While such programs will go along way toward elevating the level of professional security, we remain faced with a color-coded threat every day which requires our attention. Individuals and organizations that do not have the ability to identify the broad range of risks to life and property faced every day, or the ability to develop reasonable defenses against them, must seek help from those who are able to provide it. Aside from skilled and trained security professionals already at work in the private sector across America, crime prevention personnel serving in the nation’s police departments and agencies are available to provide a helping hand, and should be called upon for their skills. Whether it is concern over the issue of liability for damages resulting from the breach of the duty to provide reasonable security, or the recognition that each of us has a responsibility for ourselves and others to prepare to provide for personal security, now is the time to get started on a protection program. For too long as a nation we have left our own protection to others and have in too many cases regretted doing so. Our first line of defense against crime will always be our law enforcement agencies, who have distinguished themselves by their devotion to their duty to serve the public. With the coming of the age of terrorism and the recognition that our homes, schools, workplaces, and even houses of worship are vulnerable to criminal activity, we need to help law enforcement by preventing crime before it occurs, deterring crime by being aware of the conditions and persons that breed it, and terminating criminal activity when there is nobody available to do it for us.

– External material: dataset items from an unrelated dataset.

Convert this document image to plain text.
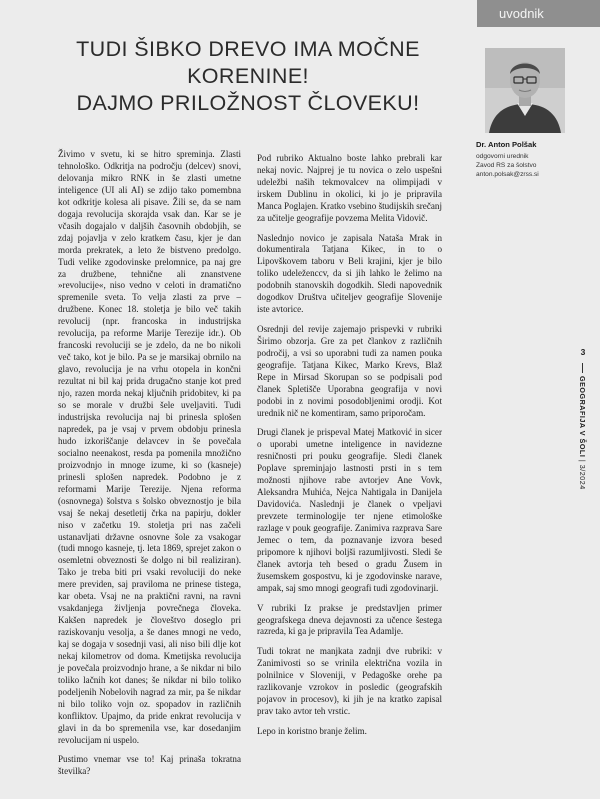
uvodnik
TUDI ŠIBKO DREVO IMA MOČNE
KORENINE!
DAJMO PRILOŽNOST ČLOVEKU!
Dr. Anton Polšak
odgovorni urednik
Zavod RS za šolstvo
anton.polsak@zrss.si

Živimo v svetu, ki se hitro spreminja. Zlasti tehnološko. Odkritja na področju (delcev) snovi, delovanja mikro RNK in še zlasti umetne inteligence (UI ali AI) se zdijo tako pomembna kot odkritje kolesa ali pisave. Žili se, da se nam dogaja revolucija skorajda vsak dan. Kar se je včasih dogajalo v daljših časovnih obdobjih, se zdaj pojavlja v zelo kratkem času, kjer je dan morda prekratek, a leto že bistveno predolgo. Tudi velike zgodovinske prelomnice, pa naj gre za družbene, tehnične ali znanstvene »revolucije«, niso vedno v celoti in dramatično spremenile sveta. To velja zlasti za prve – družbene. Konec 18. stoletja je bilo več takih revolucij (npr. francoska in industrijska revolucija, pa reforme Marije Terezije idr.). Ob francoski revoluciji se je zdelo, da ne bo nikoli več tako, kot je bilo. Pa se je marsikaj obrnilo na glavo, revolucija je na vrhu otopela in končni rezultat ni bil kaj prida drugačno stanje kot pred njo, razen morda nekaj ključnih pridobitev, ki pa so se morale v družbi šele uveljaviti. Tudi industrijska revolucija naj bi prinesla splošen napredek, pa je vsaj v prvem obdobju prinesla hudo izkoriščanje delavcev in še povečala socialno neenakost, resda pa pomenila množično proizvodnjo in mnoge izume, ki so (kasneje) prinesli splošen napredek. Podobno je z reformami Marije Terezije. Njena reforma (osnovnega) šolstva s šolsko obveznostjo je bila vsaj še nekaj desetletij črka na papirju, dokler niso v začetku 19. stoletja pri nas začeli ustanavljati državne osnovne šole za vsakogar (tudi mnogo kasneje, tj. leta 1869, sprejet zakon o osemletni obveznosti še dolgo ni bil realiziran). Tako je treba biti pri vsaki revoluciji do neke mere previden, saj praviloma ne prinese tistega, kar obeta. Vsaj ne na praktični ravni, na ravni vsakdanjega življenja povrečnega človeka. Kakšen napredek je človeštvo doseglo pri raziskovanju vesolja, a še danes mnogi ne vedo, kaj se dogaja v sosednji vasi, ali niso bili dlje kot nekaj kilometrov od doma. Kmetijska revolucija je povečala proizvodnjo hrane, a še nikdar ni bilo toliko lačnih kot danes; še nikdar ni bilo toliko podeljenih Nobelovih nagrad za mir, pa še nikdar ni bilo toliko vojn oz. spopadov in različnih konfliktov. Upajmo, da pride enkrat revolucija v glavi in da bo spremenila vse, kar dosedanjim revolucijam ni uspelo.

Pustimo vnemar vse to! Kaj prinaša tokratna številka?

Pod rubriko Aktualno boste lahko prebrali kar nekaj novic. Najprej je tu novica o zelo uspešni udeležbi naših tekmovalcev na olimpijadi v irskem Dublinu in okolici, ki jo je pripravila Manca Poglajen. Kratko vsebino študijskih srečanj za učitelje geografije povzema Melita Vidovič.

Naslednjo novico je zapisala Nataša Mrak in dokumentirala Tatjana Kikec, in to o Lipovškovem taboru v Beli krajini, kjer je bilo toliko udeleženccv, da si jih lahko le želimo na podobnih stanovskih dogodkih. Sledi napovednik dogodkov Društva učiteljev geografije Slovenije iste avtorice.

Osrednji del revije zajemajo prispevki v rubriki Širimo obzorja. Gre za pet člankov z različnih področij, a vsi so uporabni tudi za namen pouka geografije. Tatjana Kikec, Marko Krevs, Blaž Repe in Mirsad Skorupan so se podpisali pod članek Spletišče Uporabna geografija v novi podobi in z novimi posodobljenimi orodji. Kot urednik nič ne komentiram, samo priporočam.

Drugi članek je prispeval Matej Matković in sicer o uporabi umetne inteligence in navidezne resničnosti pri pouku geografije. Sledi članek Poplave spreminjajo lastnosti prsti in s tem možnosti njihove rabe avtorjev Ane Vovk, Aleksandra Muhića, Nejca Nahtigala in Danijela Davidovića. Naslednji je članek o vpeljavi prevzete terminologije ter njene etimološke razlage v pouk geografije. Zanimiva razprava Sare Jemec o tem, da poznavanje izvora besed pripomore k njihovi boljši razumljivosti. Sledi še članek avtorja teh besed o gradu Žusem in žusemskem gospostvu, ki je zgodovinske narave, ampak, saj smo mnogi geografi tudi zgodovinarji.

V rubriki Iz prakse je predstavljen primer geografskega dneva dejavnosti za učence šestega razreda, ki ga je pripravila Tea Adamlje.

Tudi tokrat ne manjkata zadnji dve rubriki: v Zanimivosti so se vrinila električna vozila in polnilnice v Sloveniji, v Pedagoške orehe pa razlikovanje vzrokov in posledic (geografskih pojavov in procesov), ki jih je na kratko zapisal prav tako avtor teh vrstic.

Lepo in koristno branje želim.

3
GEOGRAFIJA V ŠOLI | 3/2024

It is with a sense of sadness that we need to seek compensation from those who were unable or unwilling to meet their duty to protect victims from criminal activity that was reasonably foreseeable. But such consequences are also reasonably foreseeable, and require attention if we are to create an environment in which we are at least reasonably safe. It is the prospect of massive loss resulting from new deadly weapons in the hands of criminals whose motivations are often difficult to calculate that requires all responsible citizens to play a more active role in the war on terrorism. Much can be done by private citizens in that regard. For individuals and organizations with a duty for security for others, duty, breach causation and damages are indeed words that take on new meaning in a world with terrorism.